Hay un consenso sobre la administración de morfina a enfermos terminales. En 2016, cuando los Centros de Control de Enfermedades de Estados Unidos pidieron a los médicos que redujeran la oleada de recetas de opioides que impulsaron la crisis de adicciones, hicieron una excepción expresa de los pacientes terminales.

Sin embargo, una persona que está muriendo solo puede ser cliente durante unos meses y no aumentará los beneficios de la industria farmacéutica, según las voces críticas. El problema en Estados Unidos arraigó cuando las empresas empezaron a promocionar la prescripción de opioides a pacientes con problemas crónicos como dolor de espalda y osteoartritis, es decir, a pacientes potenciales durante décadas, señaló la doctora Anna Lembke, profesora de la Universidad de Stanford. Lembke escribió un libro sobre cómo médicos estadounidenses bienintencionados ayudaron a facilitar la crisis, y ha sido testigo en procesos judiciales contra empresas farmacéuticas.

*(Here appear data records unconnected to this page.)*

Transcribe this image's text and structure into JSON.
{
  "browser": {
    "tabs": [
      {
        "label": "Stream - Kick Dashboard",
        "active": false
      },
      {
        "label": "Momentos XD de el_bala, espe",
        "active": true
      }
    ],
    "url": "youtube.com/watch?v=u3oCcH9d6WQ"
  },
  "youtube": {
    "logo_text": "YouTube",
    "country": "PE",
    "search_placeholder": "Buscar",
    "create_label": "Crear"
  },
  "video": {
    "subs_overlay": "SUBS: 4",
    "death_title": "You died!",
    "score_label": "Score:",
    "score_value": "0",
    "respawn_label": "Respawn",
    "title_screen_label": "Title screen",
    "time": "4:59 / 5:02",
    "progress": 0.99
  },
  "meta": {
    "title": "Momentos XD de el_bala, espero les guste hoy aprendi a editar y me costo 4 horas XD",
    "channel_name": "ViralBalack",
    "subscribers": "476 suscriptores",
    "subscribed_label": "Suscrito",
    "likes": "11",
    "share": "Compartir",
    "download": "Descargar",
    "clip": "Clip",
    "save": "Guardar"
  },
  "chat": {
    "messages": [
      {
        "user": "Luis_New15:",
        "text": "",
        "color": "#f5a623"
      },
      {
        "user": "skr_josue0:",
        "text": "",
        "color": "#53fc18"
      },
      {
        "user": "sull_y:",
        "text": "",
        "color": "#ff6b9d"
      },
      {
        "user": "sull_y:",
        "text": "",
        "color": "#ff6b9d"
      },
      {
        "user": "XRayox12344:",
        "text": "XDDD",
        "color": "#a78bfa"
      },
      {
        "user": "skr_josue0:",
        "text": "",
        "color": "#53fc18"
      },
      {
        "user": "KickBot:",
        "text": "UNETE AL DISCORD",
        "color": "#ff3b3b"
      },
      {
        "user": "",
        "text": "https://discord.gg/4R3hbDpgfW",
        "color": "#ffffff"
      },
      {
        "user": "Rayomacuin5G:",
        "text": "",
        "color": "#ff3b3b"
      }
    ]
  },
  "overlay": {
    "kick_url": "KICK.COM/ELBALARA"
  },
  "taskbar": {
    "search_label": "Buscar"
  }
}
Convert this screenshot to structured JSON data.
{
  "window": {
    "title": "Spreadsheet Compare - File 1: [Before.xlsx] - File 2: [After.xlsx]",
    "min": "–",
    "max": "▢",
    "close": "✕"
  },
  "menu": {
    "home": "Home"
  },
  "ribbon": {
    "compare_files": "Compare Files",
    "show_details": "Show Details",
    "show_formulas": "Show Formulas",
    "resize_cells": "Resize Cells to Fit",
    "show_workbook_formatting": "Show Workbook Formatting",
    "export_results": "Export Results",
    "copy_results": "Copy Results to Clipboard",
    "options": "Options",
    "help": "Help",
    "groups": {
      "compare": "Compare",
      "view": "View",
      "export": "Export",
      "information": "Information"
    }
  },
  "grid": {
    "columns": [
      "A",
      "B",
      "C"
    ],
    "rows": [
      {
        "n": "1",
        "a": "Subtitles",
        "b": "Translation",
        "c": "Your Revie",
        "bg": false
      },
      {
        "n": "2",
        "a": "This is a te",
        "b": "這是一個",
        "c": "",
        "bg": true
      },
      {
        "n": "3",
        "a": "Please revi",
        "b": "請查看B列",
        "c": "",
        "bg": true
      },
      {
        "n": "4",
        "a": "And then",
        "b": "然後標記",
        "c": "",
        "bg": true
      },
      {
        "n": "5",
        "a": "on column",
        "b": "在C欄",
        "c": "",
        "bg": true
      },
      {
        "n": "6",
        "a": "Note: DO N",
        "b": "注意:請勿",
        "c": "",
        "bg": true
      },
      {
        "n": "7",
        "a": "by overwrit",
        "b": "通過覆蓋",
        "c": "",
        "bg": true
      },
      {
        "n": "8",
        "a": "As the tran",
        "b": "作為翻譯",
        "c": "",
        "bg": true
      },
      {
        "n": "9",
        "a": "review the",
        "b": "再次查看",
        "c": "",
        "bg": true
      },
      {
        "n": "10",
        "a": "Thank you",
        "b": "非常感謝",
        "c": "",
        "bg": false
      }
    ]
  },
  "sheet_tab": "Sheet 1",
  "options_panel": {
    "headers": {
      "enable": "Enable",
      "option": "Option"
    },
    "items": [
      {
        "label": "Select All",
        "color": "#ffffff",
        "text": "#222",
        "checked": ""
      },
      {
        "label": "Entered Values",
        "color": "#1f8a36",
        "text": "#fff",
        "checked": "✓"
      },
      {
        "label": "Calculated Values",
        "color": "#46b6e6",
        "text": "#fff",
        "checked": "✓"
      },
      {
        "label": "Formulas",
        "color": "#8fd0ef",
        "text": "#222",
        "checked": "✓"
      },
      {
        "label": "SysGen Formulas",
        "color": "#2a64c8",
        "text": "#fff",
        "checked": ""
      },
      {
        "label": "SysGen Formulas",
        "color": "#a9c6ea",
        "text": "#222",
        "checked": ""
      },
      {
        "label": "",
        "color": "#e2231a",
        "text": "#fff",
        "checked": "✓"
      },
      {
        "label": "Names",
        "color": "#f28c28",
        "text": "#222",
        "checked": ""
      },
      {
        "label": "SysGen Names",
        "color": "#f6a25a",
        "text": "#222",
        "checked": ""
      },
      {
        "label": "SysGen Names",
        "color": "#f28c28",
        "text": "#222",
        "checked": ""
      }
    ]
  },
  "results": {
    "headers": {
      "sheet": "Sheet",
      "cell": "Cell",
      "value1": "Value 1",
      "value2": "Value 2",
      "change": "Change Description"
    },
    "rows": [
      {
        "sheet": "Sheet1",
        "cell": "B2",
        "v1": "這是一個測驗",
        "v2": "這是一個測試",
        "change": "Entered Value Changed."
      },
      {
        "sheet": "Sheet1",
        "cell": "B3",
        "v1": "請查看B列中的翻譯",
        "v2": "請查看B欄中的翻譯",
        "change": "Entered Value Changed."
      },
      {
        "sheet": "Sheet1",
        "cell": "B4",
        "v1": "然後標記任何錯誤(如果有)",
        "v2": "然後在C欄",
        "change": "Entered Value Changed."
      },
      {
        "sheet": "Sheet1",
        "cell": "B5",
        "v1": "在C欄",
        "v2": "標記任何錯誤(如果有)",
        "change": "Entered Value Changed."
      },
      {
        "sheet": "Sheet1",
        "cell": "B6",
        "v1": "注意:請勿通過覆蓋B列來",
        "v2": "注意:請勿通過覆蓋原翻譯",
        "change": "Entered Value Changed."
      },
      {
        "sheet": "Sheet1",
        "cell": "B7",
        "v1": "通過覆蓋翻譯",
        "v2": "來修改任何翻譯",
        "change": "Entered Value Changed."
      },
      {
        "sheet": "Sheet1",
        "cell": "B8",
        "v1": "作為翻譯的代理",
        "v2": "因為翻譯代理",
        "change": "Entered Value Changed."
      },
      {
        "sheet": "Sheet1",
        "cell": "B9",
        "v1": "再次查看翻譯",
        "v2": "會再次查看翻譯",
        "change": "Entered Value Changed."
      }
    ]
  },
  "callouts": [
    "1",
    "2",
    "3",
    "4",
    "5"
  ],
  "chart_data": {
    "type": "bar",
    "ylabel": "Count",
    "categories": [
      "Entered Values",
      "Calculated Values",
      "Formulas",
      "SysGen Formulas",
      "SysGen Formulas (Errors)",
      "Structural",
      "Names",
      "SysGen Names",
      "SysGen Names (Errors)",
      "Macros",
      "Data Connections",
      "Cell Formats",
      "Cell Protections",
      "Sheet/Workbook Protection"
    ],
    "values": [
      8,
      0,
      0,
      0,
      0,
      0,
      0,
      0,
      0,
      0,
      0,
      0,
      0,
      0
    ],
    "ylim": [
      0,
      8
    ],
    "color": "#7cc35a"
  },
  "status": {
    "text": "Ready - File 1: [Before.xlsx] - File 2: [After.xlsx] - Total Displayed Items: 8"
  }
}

Un gran estudio de la Comisión de Lancet sobre Acceso Global a Cuidados Paliativos y Analgesia describió hace poco la desigualdad entre países ricos y pobres como “un abismo amplio y profundo”.

El estudio concluyó que apenas costaría 145 millones al año proporcionar suficiente morfina para poner fin al sufrimiento de los enfermos terminales en todo el mundo, pero millones de personas siguen sufriendo sin medicación para el dolor en los lugares más pobres.

De modo que cada vez más países africanos -Ruanda, Kenia, Malaui- empezaron a distribuir morfina por su cuenta, normalmente en una colaboración entre organizaciones sin fines de lucro y el gobierno. Miraron a Uganda, donde la organización sin fines de lucro Hospice Africa Uganda producía morfina líquida a partir de polvo.

Aunque el proyecto ugandés ha sido muy reconocido, sigue siendo limitado. Depende tanto de las donaciones que este año estuvo cerca de cerrar, señaló su fundadora, la doctora Anne Merriman.

Al colocar la producción y distribución de morfina bajo estricto control del gobierno y cubrir los costes para los pacientes, Ruanda se ha convertido discretamente en el nuevo modelo de África.

“El dolor es una tortura”, dijo Diane Mukasahaha, coordinadora nacional de cuidados paliativos en Ruanda. La responsable contó cómo sin la morfina, había pacientes a punto de morir de hambre porque no podían soportar comer. “La gente debería tener medicación como una persona estadounidense. Todos somos seres humanos. El cuerpo es el mismo”.